What Is an "Expense Ratio"?

By Sherrill St. Germain

Q: When you delivered our financial plan, you talked about wanting to keep our "expense ratios" low. What exactly is an expense ratio, and how does it play into my financial plan?

A: An "expense ratio" is what you pay the managers of the mutual funds you own to research, buy, and sell stocks, bonds, etc., and to perform all the other tasks required to run that business. The actual dollar amount you pay each year is calculated by multiplying the expense ratio (a percentage) times the amount of money you have in the fund. For example, if your account balance is $25,000 and the fund's expense ratio is 1.1%, you pay $275 per year.

Perhaps you're thinking: "Wait a minute! I've never seen a charge like that on my account statement." It's true that these charges never show up on your statement, so many investors are not even aware that they exist. The reason is that the money is taken out of the fund's assets, lowering your ultimate rate of return, but not showing up as a transaction per se. Regardless of how you pay the fee, the result is the same: it's money that is no longer working on your behalf, and it can add up to a lot over time, making it harder for you to meet your financial goals.

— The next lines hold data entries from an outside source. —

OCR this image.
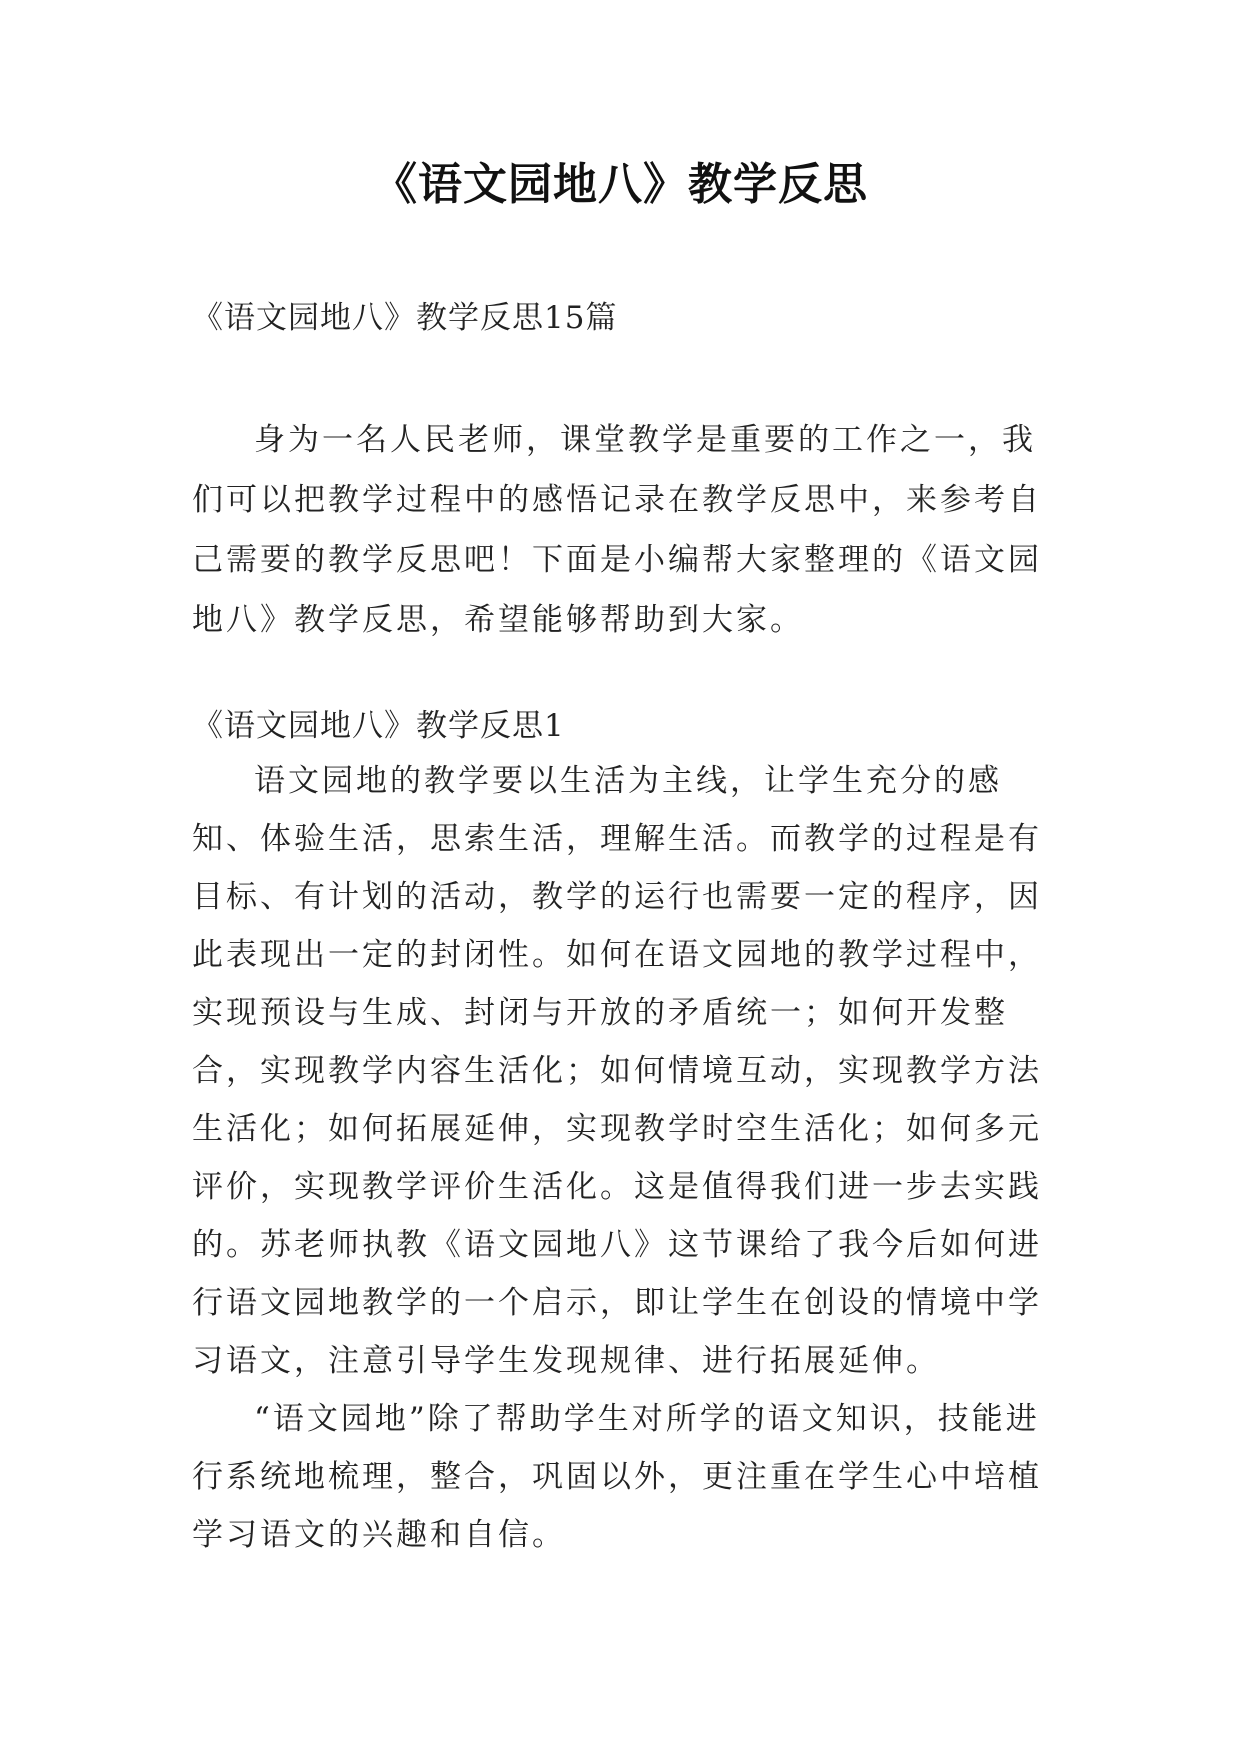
《语文园地八》教学反思

《语文园地八》教学反思15篇

身为一名人民老师，课堂教学是重要的工作之一，我们可以把教学过程中的感悟记录在教学反思中，来参考自己需要的教学反思吧！下面是小编帮大家整理的《语文园地八》教学反思，希望能够帮助到大家。

《语文园地八》教学反思1

语文园地的教学要以生活为主线，让学生充分的感知、体验生活，思索生活，理解生活。而教学的过程是有目标、有计划的活动，教学的运行也需要一定的程序，因此表现出一定的封闭性。如何在语文园地的教学过程中，实现预设与生成、封闭与开放的矛盾统一；如何开发整合，实现教学内容生活化；如何情境互动，实现教学方法生活化；如何拓展延伸，实现教学时空生活化；如何多元评价，实现教学评价生活化。这是值得我们进一步去实践的。苏老师执教《语文园地八》这节课给了我今后如何进行语文园地教学的一个启示，即让学生在创设的情境中学习语文，注意引导学生发现规律、进行拓展延伸。

“语文园地”除了帮助学生对所学的语文知识，技能进行系统地梳理，整合，巩固以外，更注重在学生心中培植学习语文的兴趣和自信。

As you might imagine, running a mutual fund is a lot of highly specialized work, for which these people absolutely have to be fairly compensated to stay in business offering this service we need. But some companies are more efficient than others, and certain kinds of funds are more efficient than others. And some actually pass these efficiencies on to their investors in the form of lowered costs. So these were the kinds of funds I was targeting when I talked about "wanting to keep your expense ratios low."

Make no mistake: cost is only one of the criteria I consider when recommending a mutual fund. After all, a poor-performing cheap fund is no bargain! But if you do the math, there's no doubt that it makes good sense (no pun intended!) to pay attention to expense ratios.